Received 7 January 2014; Accepted 3 March 2014; Published 14 April 2014

Academic Editor: Shiwei Deng

Copyright © 2014 Jian Zhao et al. This is an open access article distributed under the Creative Commons Attribution License, which permits unrestricted use, distribution, and reproduction in any medium, provided the original work is properly cited.

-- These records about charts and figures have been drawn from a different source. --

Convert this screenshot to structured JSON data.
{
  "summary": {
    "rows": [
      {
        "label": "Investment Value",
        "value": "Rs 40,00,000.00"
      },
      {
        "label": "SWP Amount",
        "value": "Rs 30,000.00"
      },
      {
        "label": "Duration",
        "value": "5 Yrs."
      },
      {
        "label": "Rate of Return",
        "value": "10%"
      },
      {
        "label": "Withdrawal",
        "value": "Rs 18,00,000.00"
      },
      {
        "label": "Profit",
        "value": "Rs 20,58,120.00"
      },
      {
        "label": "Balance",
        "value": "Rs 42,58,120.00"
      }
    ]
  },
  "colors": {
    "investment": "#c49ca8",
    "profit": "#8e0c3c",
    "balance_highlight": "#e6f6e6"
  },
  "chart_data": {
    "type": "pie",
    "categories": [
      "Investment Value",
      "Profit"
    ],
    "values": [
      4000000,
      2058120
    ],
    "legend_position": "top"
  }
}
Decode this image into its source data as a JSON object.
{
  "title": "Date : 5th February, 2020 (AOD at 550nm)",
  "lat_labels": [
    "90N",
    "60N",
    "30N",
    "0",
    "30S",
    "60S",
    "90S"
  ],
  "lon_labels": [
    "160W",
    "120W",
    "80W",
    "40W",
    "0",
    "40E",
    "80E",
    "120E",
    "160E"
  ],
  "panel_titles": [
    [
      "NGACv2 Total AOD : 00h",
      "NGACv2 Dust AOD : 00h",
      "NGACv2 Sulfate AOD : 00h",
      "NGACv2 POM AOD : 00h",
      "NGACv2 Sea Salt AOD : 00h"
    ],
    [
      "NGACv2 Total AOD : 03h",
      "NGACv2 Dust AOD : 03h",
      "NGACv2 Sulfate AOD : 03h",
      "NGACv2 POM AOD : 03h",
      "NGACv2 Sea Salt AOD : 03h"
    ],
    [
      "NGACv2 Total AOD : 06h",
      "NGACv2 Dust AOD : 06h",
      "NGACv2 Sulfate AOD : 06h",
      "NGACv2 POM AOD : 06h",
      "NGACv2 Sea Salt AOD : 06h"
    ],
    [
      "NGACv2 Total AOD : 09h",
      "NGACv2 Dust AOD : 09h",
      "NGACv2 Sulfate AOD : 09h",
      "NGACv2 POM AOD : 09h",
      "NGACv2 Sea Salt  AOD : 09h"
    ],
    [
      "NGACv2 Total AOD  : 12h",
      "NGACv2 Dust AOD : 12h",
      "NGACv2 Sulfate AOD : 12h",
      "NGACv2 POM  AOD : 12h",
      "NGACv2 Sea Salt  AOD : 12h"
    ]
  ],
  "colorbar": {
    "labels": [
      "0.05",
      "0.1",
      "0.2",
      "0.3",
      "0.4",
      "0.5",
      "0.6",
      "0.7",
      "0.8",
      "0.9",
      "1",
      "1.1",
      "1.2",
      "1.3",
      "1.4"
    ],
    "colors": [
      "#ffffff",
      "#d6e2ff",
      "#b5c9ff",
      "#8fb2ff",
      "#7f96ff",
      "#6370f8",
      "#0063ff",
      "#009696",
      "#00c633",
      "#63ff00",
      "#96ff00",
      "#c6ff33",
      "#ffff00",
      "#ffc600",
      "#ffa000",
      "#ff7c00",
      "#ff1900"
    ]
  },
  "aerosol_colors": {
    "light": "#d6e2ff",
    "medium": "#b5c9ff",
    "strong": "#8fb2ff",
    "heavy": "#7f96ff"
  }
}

Objective. This study evaluated the effects of obesity on the function of reproductive organs in male mice and the possible mechanism of male secondary hypogonadism (SH) in obesity. Methods. Ninety-six mice were randomly assigned to three groups: the control group, diet-induced obesity group, and diet-induced obesity resistant group for 8 weeks and 19 weeks. The effects of short- and long-term high-fat diet on the reproductive organs were determined by measuring sperm count and motility, relative testis weight, testosterone level, pathological changes and apoptosis of Leydig cells. Oxidative stress was evaluated by determining malondialdehyde, H2O2, NO levels, and GSH in testis tissues. CAT, SOD, GSH-Px and Nrf2 mRNA were measured by real-time PCR. Results. Short- and long-term high-fat diet decreased sperm count and motility, relative testis weight, testosterone level; decreased CAT, SOD, GSH-Px and Nrf2 mRNA expression; increased MDA, H2O2, NO and leptin levels; inhibited the activity of CAT and GSH-Px enzymes. Pathological injury and apoptosis of Leydig cells were found in testis tissue. Conclusions. Pathological damage of Leydig cells, oxidative stress in testis tissue, and high level of leptin may provide some evidence to clarify the mechanisms of male SH in obesity.